I have found myself feeling resentful at times  both of the work and of the people he works with. You see when he is away he lives in  share house with the staff. They eat all their meals together, they work together and they hang out on the day off together. They are work colleague flat -mates. In Basra they rarely leave the villa they share and work in as it is an unsafe environment outside.When we talk on the phone I often hear one of them asking a question, talking to each other or watching TV in the background. In Erbil they can go outside freely but due to the workload most don’t. It is intense for them and it is a deeply bonding experience. I will most likely never meet most  of his coworkers even though I feel I have a good understanding of who they are.


You see when a spouse returns they talk about the experience, they talk about the conversations and they tell stories about what their colleagues have done in their life. I listen and occasionally  my mind drifts to the missed football games, the  birthday parties,dinner conversations, interactions with friends and  the life we live when he is away and mostly how much of a gap he  leaves in our life.  We miss him very much.

I had a conversation with a girlfriend  who also has a husband working  half in Dubai and half out. Hers happens to work in Sudan  (an equally shitty destination) and Uganda ( not so bad). We were complaining about how when our husbands come back the routines go flying out the window.
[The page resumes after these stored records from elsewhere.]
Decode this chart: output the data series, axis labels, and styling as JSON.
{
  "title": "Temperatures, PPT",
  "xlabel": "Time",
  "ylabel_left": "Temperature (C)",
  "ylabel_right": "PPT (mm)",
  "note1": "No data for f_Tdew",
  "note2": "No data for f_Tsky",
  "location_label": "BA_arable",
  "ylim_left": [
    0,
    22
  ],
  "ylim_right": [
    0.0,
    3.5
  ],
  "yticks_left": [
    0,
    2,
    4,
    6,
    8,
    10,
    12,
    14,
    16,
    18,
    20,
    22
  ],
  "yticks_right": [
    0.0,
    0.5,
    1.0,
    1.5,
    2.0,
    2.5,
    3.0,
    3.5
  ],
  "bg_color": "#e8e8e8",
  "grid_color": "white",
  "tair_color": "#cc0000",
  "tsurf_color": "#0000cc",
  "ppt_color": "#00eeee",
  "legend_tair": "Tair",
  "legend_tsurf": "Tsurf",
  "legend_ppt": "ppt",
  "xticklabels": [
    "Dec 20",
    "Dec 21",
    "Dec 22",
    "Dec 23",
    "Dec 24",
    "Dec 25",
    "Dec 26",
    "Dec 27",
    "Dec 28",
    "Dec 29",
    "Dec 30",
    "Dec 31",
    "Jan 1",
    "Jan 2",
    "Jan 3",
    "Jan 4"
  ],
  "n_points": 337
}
The children stay up later, dinner gets pushed back, rules are broken and we are pushed aside like an annoying hair in your face!

“Oh nice one Andy, you sit by the pool, have coffee, lunch and facials with friends, you visit beach clubs and pretty much do what you want,  your life is charmed.” I hear you thinking.

Yes it is . My husband works really hard; we have money in the bank, a safe car to drive, well adjusted children, a good house to live in and most importantly I get the bed to myself  oh I do love that. Ohhh I also have no TV on when he is gone.

I sometimes get the bed to myself but not the room. The boys drag their mattresses in and we all sleep together. It works for us


Ultimately sharing life is what we are about and to live in a city that has everything on tap and provides us a chance of many diverse experiences.  Not sharing it with the person you love makes it not so great a city after all. It all just looks like distraction.